Mais si ce sac à dos semble si important à ses yeux, c'est simplement parce qu'il contient une bombe. Il veut en effet faire sauter 'la chambre des désirs' pour en finir avec la croyance, pour stopper cette idée d'un éventuel miracle. C'est une démarche purement scientifique qui tend à nier la foi dans un souci de rationalité.
Cette action montre que, premièrement, le professeur ne remet par en cause l'existence de la chambre. S'il souhaite la faire sauter c'est qu'il est persuadé de ses pouvoirs. Ensuite, comme le dit Tarkovski, le professeur veut faire sauter la chambre « car, pour lui, c'est un endroit où peuvent venir les gens dont les voeux seront une menace pour la vie sur la terre. » Mais il y renonce finalement car « en général, ce que veulent les gens, ce sont des choses extrêmement primitives : de l'argent, du prestige, des femmes... »
Ce désir de destruction du professeur a donc une double finalité. Il souhaite premièrement annihiler l'idée de possibilité du miracle dans la religion et protéger la terre d'une éventuelle destruction, causée par le souhait d'un où de personnages néfastes. Sa démarche est donc doublement scientifique.
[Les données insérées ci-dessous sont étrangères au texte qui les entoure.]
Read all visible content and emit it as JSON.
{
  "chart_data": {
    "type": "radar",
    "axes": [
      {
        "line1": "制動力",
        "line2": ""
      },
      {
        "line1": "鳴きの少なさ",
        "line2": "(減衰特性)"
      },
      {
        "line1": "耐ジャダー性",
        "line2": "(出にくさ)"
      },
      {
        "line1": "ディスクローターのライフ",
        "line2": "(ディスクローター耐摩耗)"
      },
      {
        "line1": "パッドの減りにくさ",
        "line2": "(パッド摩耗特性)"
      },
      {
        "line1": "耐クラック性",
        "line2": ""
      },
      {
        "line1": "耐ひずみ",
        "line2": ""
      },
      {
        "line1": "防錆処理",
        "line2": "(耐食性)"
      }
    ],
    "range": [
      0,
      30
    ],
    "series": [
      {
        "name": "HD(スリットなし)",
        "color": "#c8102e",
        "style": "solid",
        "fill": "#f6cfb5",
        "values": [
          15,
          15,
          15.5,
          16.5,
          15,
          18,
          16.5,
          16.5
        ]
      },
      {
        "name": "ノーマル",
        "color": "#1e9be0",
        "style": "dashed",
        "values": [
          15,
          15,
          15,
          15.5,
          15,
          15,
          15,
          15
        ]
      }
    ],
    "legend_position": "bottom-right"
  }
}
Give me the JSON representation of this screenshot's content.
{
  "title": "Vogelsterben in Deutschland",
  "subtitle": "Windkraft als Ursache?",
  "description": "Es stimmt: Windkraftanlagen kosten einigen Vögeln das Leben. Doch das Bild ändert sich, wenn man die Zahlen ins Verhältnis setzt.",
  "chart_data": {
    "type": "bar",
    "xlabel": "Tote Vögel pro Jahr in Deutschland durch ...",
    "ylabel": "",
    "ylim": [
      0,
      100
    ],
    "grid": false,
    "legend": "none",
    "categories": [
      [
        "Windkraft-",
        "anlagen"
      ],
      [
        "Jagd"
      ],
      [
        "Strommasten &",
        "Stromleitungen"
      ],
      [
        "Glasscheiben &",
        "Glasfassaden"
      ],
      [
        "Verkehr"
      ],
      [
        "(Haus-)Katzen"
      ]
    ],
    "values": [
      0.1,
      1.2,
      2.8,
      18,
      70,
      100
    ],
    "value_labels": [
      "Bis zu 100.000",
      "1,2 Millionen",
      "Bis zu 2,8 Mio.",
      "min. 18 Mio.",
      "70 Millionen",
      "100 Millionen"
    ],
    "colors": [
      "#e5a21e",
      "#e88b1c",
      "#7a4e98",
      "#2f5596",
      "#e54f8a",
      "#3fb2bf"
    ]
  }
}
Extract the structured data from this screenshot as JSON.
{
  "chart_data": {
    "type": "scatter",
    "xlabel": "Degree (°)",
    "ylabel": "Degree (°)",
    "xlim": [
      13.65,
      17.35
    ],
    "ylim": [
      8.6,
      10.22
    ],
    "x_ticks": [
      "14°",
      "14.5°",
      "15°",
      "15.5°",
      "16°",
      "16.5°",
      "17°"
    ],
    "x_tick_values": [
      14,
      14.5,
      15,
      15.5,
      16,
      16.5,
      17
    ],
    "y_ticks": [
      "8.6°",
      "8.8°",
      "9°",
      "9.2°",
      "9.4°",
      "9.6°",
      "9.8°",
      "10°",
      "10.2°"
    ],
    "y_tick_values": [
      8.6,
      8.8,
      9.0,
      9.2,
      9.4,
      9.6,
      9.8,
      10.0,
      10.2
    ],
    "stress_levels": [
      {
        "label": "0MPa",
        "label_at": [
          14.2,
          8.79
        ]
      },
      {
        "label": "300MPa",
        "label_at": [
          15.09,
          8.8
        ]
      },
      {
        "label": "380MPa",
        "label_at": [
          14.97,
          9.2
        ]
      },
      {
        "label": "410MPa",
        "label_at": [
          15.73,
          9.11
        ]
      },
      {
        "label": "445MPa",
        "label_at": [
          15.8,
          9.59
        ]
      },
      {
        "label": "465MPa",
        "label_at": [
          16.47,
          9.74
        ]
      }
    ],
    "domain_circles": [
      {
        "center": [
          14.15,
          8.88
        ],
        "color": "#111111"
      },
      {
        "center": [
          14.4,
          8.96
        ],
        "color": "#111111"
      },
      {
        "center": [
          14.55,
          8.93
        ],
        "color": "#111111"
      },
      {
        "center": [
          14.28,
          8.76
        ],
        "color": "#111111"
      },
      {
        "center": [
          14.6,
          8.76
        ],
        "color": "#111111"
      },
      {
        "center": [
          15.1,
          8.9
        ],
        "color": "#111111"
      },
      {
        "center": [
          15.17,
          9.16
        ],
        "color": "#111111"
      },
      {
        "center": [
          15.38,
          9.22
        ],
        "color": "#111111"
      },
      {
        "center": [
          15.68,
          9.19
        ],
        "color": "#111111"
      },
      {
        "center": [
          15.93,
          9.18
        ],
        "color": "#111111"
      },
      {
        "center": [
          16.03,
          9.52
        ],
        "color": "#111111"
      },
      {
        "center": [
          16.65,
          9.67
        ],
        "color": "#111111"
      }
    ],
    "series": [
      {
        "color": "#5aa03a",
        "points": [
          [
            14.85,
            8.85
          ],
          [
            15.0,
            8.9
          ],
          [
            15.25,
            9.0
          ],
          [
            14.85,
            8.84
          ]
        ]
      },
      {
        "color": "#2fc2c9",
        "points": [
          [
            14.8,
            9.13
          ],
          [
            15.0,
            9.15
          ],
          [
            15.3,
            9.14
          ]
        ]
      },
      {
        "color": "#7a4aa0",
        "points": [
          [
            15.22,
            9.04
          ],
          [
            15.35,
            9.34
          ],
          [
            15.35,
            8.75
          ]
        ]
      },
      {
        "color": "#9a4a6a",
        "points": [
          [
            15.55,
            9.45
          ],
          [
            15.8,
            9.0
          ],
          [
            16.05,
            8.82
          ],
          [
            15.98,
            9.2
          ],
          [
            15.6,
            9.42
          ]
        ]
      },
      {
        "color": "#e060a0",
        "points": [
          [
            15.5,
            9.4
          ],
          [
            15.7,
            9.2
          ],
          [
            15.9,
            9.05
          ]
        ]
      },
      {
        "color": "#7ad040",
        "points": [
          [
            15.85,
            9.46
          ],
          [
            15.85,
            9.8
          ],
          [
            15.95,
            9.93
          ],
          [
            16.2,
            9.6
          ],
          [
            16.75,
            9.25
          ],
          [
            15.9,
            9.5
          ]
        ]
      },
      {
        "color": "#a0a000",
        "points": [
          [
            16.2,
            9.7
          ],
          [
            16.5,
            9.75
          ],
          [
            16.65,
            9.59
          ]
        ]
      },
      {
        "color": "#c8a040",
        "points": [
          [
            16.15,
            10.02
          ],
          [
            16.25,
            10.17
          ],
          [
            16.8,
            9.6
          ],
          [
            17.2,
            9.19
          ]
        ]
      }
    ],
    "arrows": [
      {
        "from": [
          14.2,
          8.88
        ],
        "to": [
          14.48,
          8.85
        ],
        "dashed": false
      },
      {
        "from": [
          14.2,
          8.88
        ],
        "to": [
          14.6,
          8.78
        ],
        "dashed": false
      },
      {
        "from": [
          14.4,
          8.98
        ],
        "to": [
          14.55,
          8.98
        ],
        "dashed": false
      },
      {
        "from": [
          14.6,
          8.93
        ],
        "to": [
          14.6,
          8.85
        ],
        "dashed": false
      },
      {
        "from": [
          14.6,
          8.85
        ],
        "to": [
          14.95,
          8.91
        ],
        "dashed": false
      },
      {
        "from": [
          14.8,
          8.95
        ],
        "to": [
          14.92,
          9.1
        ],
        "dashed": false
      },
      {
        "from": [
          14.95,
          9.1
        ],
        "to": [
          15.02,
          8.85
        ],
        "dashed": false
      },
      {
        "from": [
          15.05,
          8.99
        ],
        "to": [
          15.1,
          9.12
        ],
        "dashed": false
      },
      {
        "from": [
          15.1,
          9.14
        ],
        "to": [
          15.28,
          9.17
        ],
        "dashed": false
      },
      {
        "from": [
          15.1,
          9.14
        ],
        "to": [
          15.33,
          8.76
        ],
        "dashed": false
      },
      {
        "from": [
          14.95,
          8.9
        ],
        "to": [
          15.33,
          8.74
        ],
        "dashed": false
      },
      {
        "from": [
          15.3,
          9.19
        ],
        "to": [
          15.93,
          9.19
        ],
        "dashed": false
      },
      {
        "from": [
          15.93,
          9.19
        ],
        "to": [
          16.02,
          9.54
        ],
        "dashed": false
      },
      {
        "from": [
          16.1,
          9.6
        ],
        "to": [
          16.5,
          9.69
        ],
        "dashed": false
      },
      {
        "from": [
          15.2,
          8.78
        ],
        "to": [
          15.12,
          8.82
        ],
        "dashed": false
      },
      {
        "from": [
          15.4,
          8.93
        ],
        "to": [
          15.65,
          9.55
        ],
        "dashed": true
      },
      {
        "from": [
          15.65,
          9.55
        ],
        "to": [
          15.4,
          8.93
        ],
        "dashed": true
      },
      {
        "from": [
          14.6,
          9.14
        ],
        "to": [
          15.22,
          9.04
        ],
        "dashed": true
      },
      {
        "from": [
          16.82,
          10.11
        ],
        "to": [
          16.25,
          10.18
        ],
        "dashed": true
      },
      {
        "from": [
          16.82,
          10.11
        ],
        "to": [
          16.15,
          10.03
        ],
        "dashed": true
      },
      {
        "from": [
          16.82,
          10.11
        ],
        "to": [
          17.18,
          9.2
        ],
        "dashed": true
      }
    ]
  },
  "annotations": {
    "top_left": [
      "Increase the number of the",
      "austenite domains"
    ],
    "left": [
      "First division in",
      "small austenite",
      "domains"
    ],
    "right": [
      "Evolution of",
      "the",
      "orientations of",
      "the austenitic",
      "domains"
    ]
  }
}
L'écrivain que met en scène Tarkovski est un écrivain à la mode, qui souhaite accéder à 'la chambre des désirs' pour quémander l'inspiration qui l'a quitté.
Il apparaît premièrement incrédule. Ce en quoi il croit c'est que le triangle ABC est égal au triangle A'B'C'. Dans sa conversation avec la jeune femme qu'il veut emmener dans la zone, il en parle en ces termes : « Là-bas aussi il y a l'ennui, et des lois, et des triangles... et aucune trace de Dieu. »
Son personnage apparaît comme un froussard et il est de plus adepte des fuites traditionnelles de l'homme : les femmes (il veut emmener une jeune mondaine dans la Zone et cela uniquement pour se faire valoir, mais le Stalker l'évincera rapidement), le tabac et l'alcool (il part en effet avec une bouteille de whisky).
Or dans la Zone, le divertissement est totalement proscrit. Dès le départ il doit abandonner la jeune femme puis se voit successivement interdire de siffler, de fumer et de boire par le Stalker, ce qui ne se fait pas sans susciter chez lui d'énormes excès de colère, le montrant comme un personnage presque animal, fonctionnant en suivant ses instincts.
L'écrivain est donc venu dans la Zone mendier l'inspiration mais il y renonce finalement. Tarkovski explique ce renoncement en ces termes : « Il se dit : si je me transforme, si je deviens génial, pourquoi continuerai-je à écrire, puisque tout ce que j'écrirai sera d'office génial? Le sens de l'écriture, c'est de se dépasser, de montrer aux autres ce que l'on peut faire, que l'on peut faire mieux, mais si, a priori, l'homme est un génie, alors pourquoi écrire, qu'est-ce qui reste à démontrer? La création est une manifestation de la volonté. Si le créateur est a priori génial, elle perd toute signification. »
Tarkovski nous dit que l'écrivain pense également à Porc-Epic et « en conclut que dans cette chambre, ce ne sont pas tant les désirs qui se réalisent qu'une vision intérieure sous-jacente dans le coeur des individus. »
L'écrivain est donc sceptique, il n'a pas la foi (s'il coiffe une couronne d'épines ce n'est que par dérision). Il refuse d'entrer dans la chambre parce qu'il a premièrement, une opinion de lui assez basse, selon les propos de Tarkovski, et de plus, il sait qu'elle n'est, comme la Zone, que le fruit de l'imagination du Stalker.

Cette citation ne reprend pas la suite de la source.